Sur les frais du litige :
10. Il y a lieu, dans les circonstances de l’espèce, de mettre à la charge de l’Etat une somme de 1 200 euros en application des dispositions de l’article L. 761-1 du code de justice administrative.
D E C I D E :
Article 1er : Les décisions du 20 décembre 2025 par lesquelles le préfet de la Seine-Saint-Denis a obligé M. A… à quitter le territoire français, a refusé de lui octroyer un délai de départ volontaire, a fixé le pays à destination duquel il est susceptible d’être éloigné et a interdit son retour sur le territoire français pour une durée de deux ans, sont annulées.
Article 2 : Il est enjoint au préfet de la Seine-Saint-Denis de prendre toute mesure propre à mettre fin au signalement de M. A… dans le système d’information Schengen procédant de l’interdiction de retour du 20 décembre 2025 ci-dessus annulée, dans le délai de cinq jours à compter de la notification du jugement.
Article 3 : Il est enjoint au préfet de la Seine-Saint-Denis de réexaminer la situation de M. A…, dans le délai d’un mois à compter de la notification du jugement, et de lui délivrer une autorisation provisoire de séjour, dans le délai de trois jours à compter de la même notification.

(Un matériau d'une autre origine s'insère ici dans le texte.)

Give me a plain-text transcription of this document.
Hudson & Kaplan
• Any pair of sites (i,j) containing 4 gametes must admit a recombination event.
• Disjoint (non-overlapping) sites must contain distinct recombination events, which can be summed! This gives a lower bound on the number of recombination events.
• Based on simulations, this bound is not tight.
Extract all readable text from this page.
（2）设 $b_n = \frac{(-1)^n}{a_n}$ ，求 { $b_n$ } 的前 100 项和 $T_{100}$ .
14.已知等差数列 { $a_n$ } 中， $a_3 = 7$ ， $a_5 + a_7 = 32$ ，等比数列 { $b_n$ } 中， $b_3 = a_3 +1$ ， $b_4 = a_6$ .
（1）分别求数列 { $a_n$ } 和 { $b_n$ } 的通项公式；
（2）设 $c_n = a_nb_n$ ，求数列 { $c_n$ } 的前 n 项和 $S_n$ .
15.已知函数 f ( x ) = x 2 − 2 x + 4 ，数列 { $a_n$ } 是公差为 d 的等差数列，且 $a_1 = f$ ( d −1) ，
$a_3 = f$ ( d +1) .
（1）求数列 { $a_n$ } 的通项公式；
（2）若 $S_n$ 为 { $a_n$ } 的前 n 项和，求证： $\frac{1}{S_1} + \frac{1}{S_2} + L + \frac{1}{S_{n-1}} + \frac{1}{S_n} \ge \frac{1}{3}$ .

Article 4 : L’Etat versera à M. A… une somme de 1 200 euros au titre des dispositions de l’article L. 761-1 du code de justice administrative.
Article 5 : Le surplus des conclusions de la requête est rejeté.
Rendu public par mise à disposition au greffe le 16 janvier 2026.
La magistrate désignée,
C. LetortLa greffière,
MD. Adelon
La République mande et ordonne au préfet de la Seine-Saint-Denis en ce qui le concerne et à tous commissaires de justice à ce requis en ce qui concerne les voies de droit commun, contre les parties privées, de pourvoir à l’exécution de la présente décision.